Later, he was transferred to the inspection division to work as an auditor, and next to his first tour in San Diego, where he served as the supervisor for the health care fraud squad. Next it was to middle management in the San Francisco office; then back to the crime lab as its deputy director. Next he was promoted to a full inspector of the FBI, and after that to chief inspector. Thereafter he became a special agent in charge (SAC) in a Los Angeles post, and for the past year he has been serving as SAC of the approximately 500 FBI personnel in the San Diego field office.
To think, his interest in becoming an FBI agent started when he was a boy watching the television series The F.B.I., which starred Efrem Zimbalist Jr. as inspector Lewis Erskine; and such other law enforcement dramas as the original Hawaii 50 starring Jack Lord; Canon; Barnaby Jones and “my personal favorite was Columbo, the original Columbo in the 1970s with Peter Falk.”
Asked if any of the TV shows today might similarly inspire youngsters to seek a job in law enforcement, Birnbaum gave a thumbs-down review to Quantico, in which one member of a class of FBI trainees supposedly is a secret terrorist. “I watched the opening of the first show,” said Birnbaum. “It was on for an hour. I didn’t last the whole hour; it was so preposterous.”
Members of the audience of about 40 men and women suggested such other programs as White Collar, CSI Cyber, NCIS, and Law and Order, to which Birnbaum gave the general reply: “if those shows can entice people to learn about the real FBI, then I am all for those types of shows.”
Other questions from the audience dealt with local San Diego priorities for the FBI, hate crimes in this city, and whether or not the FBI has any volunteer positions.
Birnbaum said that throughout the country, the FBI is concerned with terrorist threats, especially those that might be posed by “lone wolves” who do not belong to any organization but perhaps are motivated by messages received on their social media to kill, destroy, or do damage.

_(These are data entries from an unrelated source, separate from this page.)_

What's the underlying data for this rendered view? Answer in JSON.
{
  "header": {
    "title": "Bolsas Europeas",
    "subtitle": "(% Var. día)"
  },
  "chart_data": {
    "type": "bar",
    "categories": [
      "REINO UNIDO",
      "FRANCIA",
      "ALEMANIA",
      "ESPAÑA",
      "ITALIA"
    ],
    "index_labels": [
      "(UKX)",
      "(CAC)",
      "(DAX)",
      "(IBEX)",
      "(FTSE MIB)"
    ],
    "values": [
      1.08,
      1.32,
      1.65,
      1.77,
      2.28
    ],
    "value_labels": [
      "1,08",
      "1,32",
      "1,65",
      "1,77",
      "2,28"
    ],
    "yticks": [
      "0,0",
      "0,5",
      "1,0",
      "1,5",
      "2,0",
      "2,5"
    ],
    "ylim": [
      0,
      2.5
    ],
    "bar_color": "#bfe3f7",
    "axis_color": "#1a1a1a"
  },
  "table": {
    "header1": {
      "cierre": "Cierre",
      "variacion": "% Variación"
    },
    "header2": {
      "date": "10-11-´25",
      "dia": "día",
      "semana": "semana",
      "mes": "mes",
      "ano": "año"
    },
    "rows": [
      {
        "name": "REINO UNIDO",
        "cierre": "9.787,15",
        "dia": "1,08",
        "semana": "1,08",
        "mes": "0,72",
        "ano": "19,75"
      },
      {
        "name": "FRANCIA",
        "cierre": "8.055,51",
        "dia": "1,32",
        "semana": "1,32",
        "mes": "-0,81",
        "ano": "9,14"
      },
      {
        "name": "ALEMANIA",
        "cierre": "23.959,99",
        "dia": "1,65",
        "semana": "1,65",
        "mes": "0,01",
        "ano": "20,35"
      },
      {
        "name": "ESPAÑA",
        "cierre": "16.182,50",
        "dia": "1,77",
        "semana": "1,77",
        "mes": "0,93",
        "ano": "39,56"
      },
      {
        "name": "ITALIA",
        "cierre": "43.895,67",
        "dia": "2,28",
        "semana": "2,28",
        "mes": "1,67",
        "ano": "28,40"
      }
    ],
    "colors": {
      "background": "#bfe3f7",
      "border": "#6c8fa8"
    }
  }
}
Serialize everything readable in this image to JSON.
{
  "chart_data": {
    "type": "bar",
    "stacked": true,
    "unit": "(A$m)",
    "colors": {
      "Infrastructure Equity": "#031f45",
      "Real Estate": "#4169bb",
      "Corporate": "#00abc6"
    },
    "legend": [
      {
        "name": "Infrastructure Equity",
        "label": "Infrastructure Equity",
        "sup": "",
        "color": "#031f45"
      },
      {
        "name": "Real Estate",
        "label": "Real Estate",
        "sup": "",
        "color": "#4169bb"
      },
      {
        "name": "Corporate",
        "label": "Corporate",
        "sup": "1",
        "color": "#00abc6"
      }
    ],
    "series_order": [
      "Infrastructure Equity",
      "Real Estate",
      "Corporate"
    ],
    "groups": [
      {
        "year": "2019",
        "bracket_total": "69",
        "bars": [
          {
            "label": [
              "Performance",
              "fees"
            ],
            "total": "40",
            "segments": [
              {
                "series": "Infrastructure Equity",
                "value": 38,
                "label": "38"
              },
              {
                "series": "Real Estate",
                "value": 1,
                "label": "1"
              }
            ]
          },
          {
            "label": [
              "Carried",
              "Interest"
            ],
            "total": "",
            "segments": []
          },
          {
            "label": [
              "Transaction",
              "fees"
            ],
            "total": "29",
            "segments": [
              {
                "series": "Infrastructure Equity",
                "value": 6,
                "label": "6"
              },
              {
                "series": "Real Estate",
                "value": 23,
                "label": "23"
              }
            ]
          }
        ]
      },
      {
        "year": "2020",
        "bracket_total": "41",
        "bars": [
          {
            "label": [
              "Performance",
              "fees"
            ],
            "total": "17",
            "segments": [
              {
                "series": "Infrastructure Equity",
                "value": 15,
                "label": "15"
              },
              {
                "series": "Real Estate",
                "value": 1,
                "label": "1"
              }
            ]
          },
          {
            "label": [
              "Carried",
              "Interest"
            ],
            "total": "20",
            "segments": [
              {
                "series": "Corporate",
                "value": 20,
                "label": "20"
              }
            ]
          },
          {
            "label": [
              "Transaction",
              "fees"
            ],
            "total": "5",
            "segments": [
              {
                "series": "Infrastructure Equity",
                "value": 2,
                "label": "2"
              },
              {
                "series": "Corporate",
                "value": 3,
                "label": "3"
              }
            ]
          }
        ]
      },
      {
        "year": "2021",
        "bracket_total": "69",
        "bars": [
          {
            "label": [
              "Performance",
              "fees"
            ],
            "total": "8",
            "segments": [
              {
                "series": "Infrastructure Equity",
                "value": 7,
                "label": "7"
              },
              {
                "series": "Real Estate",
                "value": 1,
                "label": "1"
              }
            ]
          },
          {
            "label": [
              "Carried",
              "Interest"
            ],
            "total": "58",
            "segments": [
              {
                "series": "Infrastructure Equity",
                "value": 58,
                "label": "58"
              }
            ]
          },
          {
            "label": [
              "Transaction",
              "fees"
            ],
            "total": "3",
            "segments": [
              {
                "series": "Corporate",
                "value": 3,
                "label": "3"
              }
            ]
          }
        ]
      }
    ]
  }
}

With the busiest border crossing in the world, said Birnbaum, problems associated with the possibility of terrorists crossing that border, or corrupt officials who might work at the border, are matters of concern to the local FBI.
As for “hate crimes,” which are handled by his office’s civil rights division, in the San Diego area they are few in number. Hate crimes directed against the Jewish community—of which he is a part – are very few, he said.
While Birnbaum was unable to think of any unpaid volunteer jobs at the FBI, he noted that the agency is advertising for interns, who do get paid. Typically, these are candidates who at the minimum have already completed their first year of college, and recent college graduates looking to get their feet wet.
Among the attendees of Birnbaum’s speech at the Conservative congregation in the San Carlos neighborhood of San Diego were a young man and woman, who both had already applied for the FBI and were awaiting their interviews. Doing due diligence, one assumes.
Asked if FBI positions were lucrative, Birnbaum quipped that his parents wanted him to be a doctor, which is a good paying profession. Serving in the public sector, he said, will pay someone’s bills but won’t make them a lot of money.
“People who are working for the FBI are doing something they are passionate about and that they really love,” he added. “I am much more interested in what I am doing for the American people and the feeling that I get knowing that I am mitigating threats across the board against the United States.”